Alors Anke a froissé en boulette son cinquième carré de papier et admis: «J’arrive pas à faire la grue.» «Essaye la tulipe, a conseillé Went, j’en aurai besoin pour le final de la 3.» «Et on fait comment, la tulipe?», a demandé Anke. Mais Went était trop absorbé dans l’inspection d’un disjoncteur pour répondre. Il s’est cependant racheté vingt minutes plus tard en retirant son sweat-shirt encore humide de sueur. Et Anke lui aurait volontiers plié dix tulipes pour avoir le droit de se lover dedans.

24 mai 2008

Du rail aux effets secondaires

Les voitures ont toujours inspiré à Chantal une répulsion profonde et si elle a passé son permis de conduire il y a quinze ans, c’est parce que ce papelard était la condition sine qua non pour se faire engager au CICR – or Chantal voulait à tout prix faire le bien. Elle n’a donc accepté que de justesse le récent compromis Prius de Patrick – c’est que Patrick aime Chantal, mais il aime aussi conduire et trouve Mobility «mal foutu et pas marrant».

L’autre jour, Chantal s’est dit qu’elle adorerait faire un long voyage en train dans le Grand Nord cet été: avec soleil de minuit, traditions ancestrales des Sami... Patrick a dit «Why not?», mais préféré tester avant les aptitudes ferroviaires de ses fistons. Il les a donc emmenés chez des amis pour le week-end à bord d’un vaisseau CFF.
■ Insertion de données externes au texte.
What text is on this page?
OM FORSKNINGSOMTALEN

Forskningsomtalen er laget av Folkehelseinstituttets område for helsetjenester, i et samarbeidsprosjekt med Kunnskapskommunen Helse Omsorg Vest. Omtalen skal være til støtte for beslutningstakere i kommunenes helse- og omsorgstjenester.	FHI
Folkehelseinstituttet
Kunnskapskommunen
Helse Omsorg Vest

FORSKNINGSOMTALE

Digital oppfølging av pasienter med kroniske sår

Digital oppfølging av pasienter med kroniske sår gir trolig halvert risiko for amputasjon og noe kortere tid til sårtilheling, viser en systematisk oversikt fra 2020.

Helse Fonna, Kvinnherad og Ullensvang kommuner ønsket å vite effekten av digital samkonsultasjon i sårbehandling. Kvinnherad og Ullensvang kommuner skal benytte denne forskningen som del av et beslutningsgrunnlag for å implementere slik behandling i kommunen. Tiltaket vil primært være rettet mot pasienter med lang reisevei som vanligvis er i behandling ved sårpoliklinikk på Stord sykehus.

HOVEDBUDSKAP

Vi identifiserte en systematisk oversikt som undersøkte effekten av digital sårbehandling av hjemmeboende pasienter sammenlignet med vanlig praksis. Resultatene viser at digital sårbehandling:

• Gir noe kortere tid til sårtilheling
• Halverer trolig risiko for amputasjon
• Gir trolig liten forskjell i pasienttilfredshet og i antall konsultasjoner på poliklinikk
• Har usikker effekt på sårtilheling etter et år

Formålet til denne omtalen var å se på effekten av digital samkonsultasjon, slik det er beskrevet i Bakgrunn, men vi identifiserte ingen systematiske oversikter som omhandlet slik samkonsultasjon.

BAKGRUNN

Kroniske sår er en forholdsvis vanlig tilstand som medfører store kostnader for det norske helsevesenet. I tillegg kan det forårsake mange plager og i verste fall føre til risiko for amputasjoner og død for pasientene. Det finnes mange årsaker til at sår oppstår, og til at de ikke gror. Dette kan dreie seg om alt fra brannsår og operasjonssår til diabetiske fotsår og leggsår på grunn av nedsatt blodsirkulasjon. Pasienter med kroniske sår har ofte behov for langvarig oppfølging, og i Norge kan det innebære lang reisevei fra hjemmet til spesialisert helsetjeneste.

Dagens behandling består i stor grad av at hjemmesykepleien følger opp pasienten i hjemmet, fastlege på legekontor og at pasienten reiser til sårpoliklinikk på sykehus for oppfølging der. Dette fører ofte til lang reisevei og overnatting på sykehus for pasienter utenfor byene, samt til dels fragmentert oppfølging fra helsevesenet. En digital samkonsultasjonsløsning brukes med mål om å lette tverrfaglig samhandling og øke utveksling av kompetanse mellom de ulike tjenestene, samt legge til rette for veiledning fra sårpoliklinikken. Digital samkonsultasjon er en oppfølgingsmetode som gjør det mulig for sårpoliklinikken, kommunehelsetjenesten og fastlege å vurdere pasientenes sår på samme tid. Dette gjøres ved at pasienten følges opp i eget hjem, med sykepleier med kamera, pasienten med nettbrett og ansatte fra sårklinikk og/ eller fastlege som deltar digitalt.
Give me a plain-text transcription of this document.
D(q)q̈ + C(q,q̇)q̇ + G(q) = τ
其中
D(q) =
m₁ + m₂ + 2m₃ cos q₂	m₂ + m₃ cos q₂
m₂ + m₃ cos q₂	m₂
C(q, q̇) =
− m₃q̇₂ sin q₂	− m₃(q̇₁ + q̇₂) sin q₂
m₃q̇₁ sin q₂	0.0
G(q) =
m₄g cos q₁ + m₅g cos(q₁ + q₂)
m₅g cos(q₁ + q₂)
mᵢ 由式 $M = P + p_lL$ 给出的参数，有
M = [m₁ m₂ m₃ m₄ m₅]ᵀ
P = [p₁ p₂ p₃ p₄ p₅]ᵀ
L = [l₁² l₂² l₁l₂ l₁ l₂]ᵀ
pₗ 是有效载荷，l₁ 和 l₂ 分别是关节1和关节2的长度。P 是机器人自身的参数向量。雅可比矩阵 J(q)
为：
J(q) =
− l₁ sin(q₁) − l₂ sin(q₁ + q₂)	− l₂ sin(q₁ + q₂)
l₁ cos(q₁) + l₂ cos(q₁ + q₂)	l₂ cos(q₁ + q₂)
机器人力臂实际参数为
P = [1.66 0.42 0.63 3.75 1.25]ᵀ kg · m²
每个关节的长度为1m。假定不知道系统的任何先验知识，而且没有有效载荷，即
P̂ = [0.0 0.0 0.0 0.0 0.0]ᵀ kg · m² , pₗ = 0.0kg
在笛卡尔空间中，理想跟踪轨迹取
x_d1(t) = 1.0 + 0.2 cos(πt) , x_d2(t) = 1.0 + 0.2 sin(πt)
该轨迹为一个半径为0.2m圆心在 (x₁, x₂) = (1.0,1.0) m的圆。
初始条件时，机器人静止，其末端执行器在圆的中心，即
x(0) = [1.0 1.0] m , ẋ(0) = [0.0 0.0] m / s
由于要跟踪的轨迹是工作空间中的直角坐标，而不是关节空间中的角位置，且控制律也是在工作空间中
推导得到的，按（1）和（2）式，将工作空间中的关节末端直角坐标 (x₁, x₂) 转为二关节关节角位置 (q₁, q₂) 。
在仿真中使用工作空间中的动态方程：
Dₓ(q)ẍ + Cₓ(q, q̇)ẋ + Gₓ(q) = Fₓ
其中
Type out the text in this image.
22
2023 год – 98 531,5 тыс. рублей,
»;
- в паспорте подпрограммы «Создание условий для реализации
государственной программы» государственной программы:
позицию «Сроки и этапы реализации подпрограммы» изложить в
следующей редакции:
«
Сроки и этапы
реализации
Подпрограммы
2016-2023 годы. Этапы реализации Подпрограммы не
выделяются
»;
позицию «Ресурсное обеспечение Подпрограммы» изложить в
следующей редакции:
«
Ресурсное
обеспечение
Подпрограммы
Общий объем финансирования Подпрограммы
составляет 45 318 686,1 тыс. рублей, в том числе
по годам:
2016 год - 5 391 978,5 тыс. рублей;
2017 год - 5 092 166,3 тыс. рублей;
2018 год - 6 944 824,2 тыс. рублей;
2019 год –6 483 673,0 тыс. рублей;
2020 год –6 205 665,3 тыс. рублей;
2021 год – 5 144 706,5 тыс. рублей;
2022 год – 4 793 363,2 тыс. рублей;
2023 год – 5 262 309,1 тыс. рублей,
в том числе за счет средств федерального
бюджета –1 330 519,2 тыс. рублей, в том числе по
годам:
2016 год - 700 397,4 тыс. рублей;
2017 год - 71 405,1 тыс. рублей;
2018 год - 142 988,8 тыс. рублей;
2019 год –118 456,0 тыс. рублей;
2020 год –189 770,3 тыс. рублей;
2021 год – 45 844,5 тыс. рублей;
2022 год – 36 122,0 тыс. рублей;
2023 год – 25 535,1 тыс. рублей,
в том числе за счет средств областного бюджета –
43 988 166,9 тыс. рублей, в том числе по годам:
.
«Comment ça s’est passé?», a demandé Chantal au téléphone. «Le cauchemar, a soupiré Patrick. Ils ont fait les cons, flanqué des coups de bottes à une mémère…» «Aïe! Et Max, Natacha, ça baigne?» Patrick a baissé la voix: «Ils divorcent!» «Non!» «Si et j’ai ma petite idée là-dessus…» «Elle le trompe, c’est ça? J’ai toujours senti que Natacha avait un amant!» «Non! Ils divorcent à cause de Budapest!» «L’amant est hongrois?» «Mais non! Budapest! Leur looong voyage en train de l’an dernier! Imagine le tableau: eux enfermés dans ce wagon pendant trente heures avec Théo et zéro possibilité de le ficeler… Y’a de quoi faire craquer n’importe quel couple!» «Mais nous on y arrivera!» «Non, on n’y arrivera pas, parce que nous, on en a deux! Alors on ira en avion et en bagnole! Et si tu refuses, je rachète le 4x4 à tes parents!»